Among the 33 new women elected to the House this week, only one is a Republican.
Carol Miller, the majority whip in the West Virginia state House and daughter of a former Ohio congressman, won the Mountain State’s 3rd District seat Tuesday night, defeating Democratic state Sen. Richard Ojeda.
Although she’s replacing a man (GOP Rep. Evan Jenkins didn’t run for re-election) Miller is joining a House Republican conference with significantly fewer women than the current Congress.
There are 23 Republican women in the House in the 115th Congress. But a quarter of them did not seek re-election. Two more (Virginia Rep. Barbara Comstock and Georgia Rep. Karen Handel) lost their re-elections, and at least three more remain in jeopardy in races that the Associated Press has yet to call. Miller could be joined by one additional new woman, California’s Young Kim, whose race in California’s 39th District is also yet to be called.
As late as September, Ohio Rep. Steve Stivers, chairman of the National Republican Congressional Committee, predicted the GOP could see an increase in female representation. In reality, it was difficult to see how the conference could break even. Many female recruits were running in districts that favored Democrats. And although Stivers touted the party’s efforts to recruit 120 women to run, only a fraction won their primaries.
Republicans’ inability to get women through primaries has been a source of frustration for some female members and operatives who wish they had an organization like EMILY’s List that could invest serious resources into intra-party contests.
Miller was one of the few women who made it through a contested GOP primary this year. She took 24 percent of the vote in a seven-way contest in May. A new outside group dedicated to electing GOP women spent five-figures on a digital buy in the last week of the race but that probably wasn’t a deciding factor in her victory.

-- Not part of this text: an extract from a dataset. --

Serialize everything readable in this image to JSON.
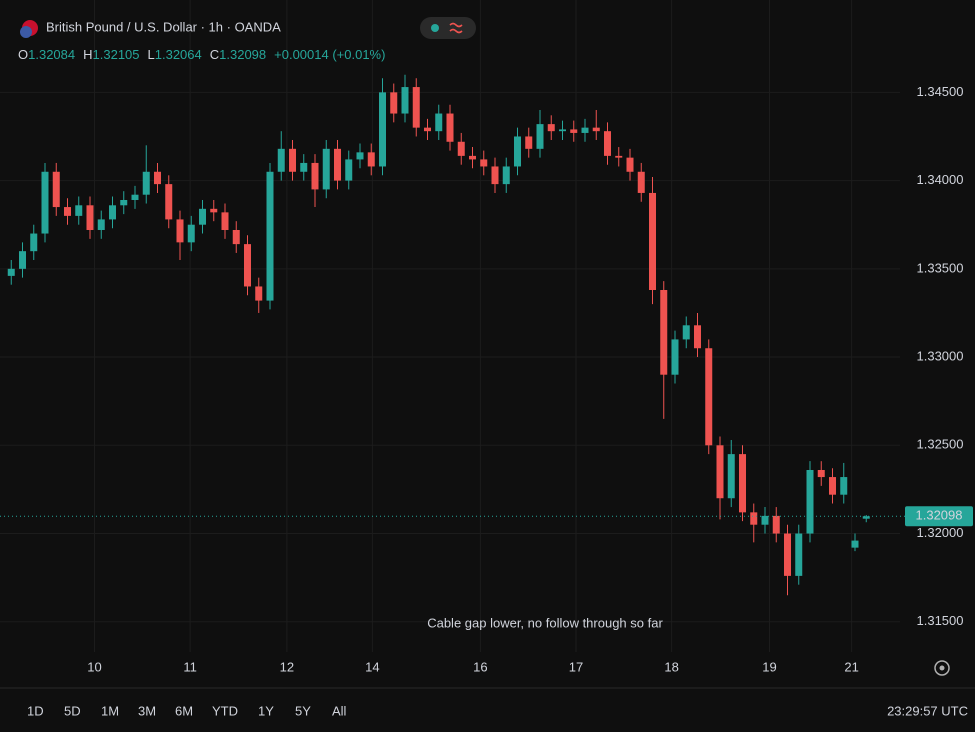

Asked in May what distinguished her from her closest primary competition, Miller said, “Well, I’m a wife, a mother and a grandmother,” before touting her legislative experience.
Miller kicked her own resources into both her primary and general election campaigns. According to reports filed with the Federal Election Commission, she loaned her campaign more than $500,000 by mid-October. Her family owns a number of car dealerships in the area.
A bison farmer whose campaign slogan was, “cut the bull out of politics,” Miller ran as a Washington outsider, but her late father was an Ohio congressman for 22 years. Samuel L. Devine retired as the House Republican Conference chairman in 1980.
President Donald Trump carried the southern 3rd District by 49 points, and Miler fully embraced him. Democrats viewed this open seat as their best pickup opportunity in the Mountain State because Ojeda, a retired Army major who voted for Trump in 2016, was seen as a good fit for the district. He ran an unconventional campaign and didn’t hold back against Miller, often directly responding to her attacks in his own TV ads.
Ojeda outraised Miller, bringing in $2.2 million to her $1.6 million by the end of the pre-general reporting period in mid-October. But Miller defeated Ojeda handily Tuesday night, 56 to 44 percent.